Reputation: 4337
I currently face the following dilemma:
1.0f * INT32_MAX != INT32_MAX
Evaluating 1.0f * INT32_MAX
actually gives me INT32_MIN
I'm not completely surprised by this, I know floating point to integer conversions aren't always exact.
What is the best way to fix this problem?
The code I'm writing is scaling an array of rational numbers: from -1.0f <= x <= 1.0f
to INT32_MIN <= x <= INT32_MAX
Here's what the code looks like:
void convert(int32_t * dst, const float * src, size_t count){
size_t i = 0;
for (i = 0; i < count; i++){
dst[i] = src[i] * INT32_MAX;
}
}
Here's what I ended up with:
void convert(int32_t * dst, const float * src, size_t count){
size_t i = 0;
for (i = 0; i < count; i++){
double tmp = src[i];
if (src[i] > 0.0f){
tmp *= INT32_MAX;
} else {
tmp *= INT32_MIN;
tmp *= -1.0;
}
dst[i] = tmp;
}
}
Upvotes: 5
Views: 406
Reputation: 46539
In IEEE754, 2147483647 is not representable in a single precision float.
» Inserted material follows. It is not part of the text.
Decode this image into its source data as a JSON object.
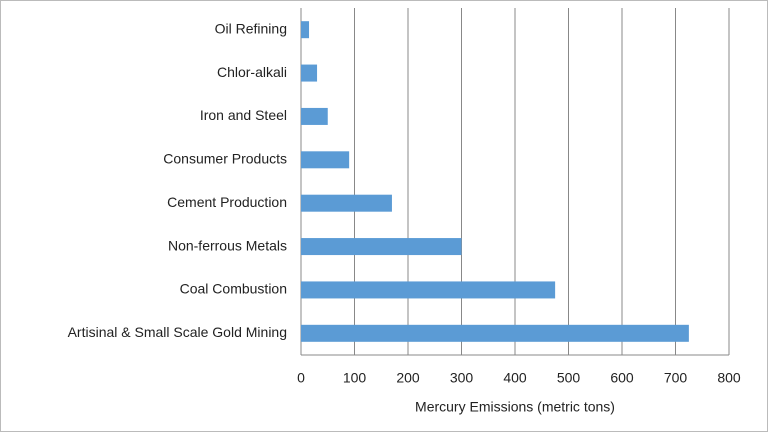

A quick test shows that the result of 1.0f * INT32_MAX
is rounded to 2147483648.0f
, which can't be represented in an int.
In other words, it is actually the conversion to int that causes the problem, not the float calculation, which happens to be only 1 off!
Anyway, the solution is to use double
for the intermediate calculation. 2147483647.0 is OK as a double precision number.
Upvotes: 6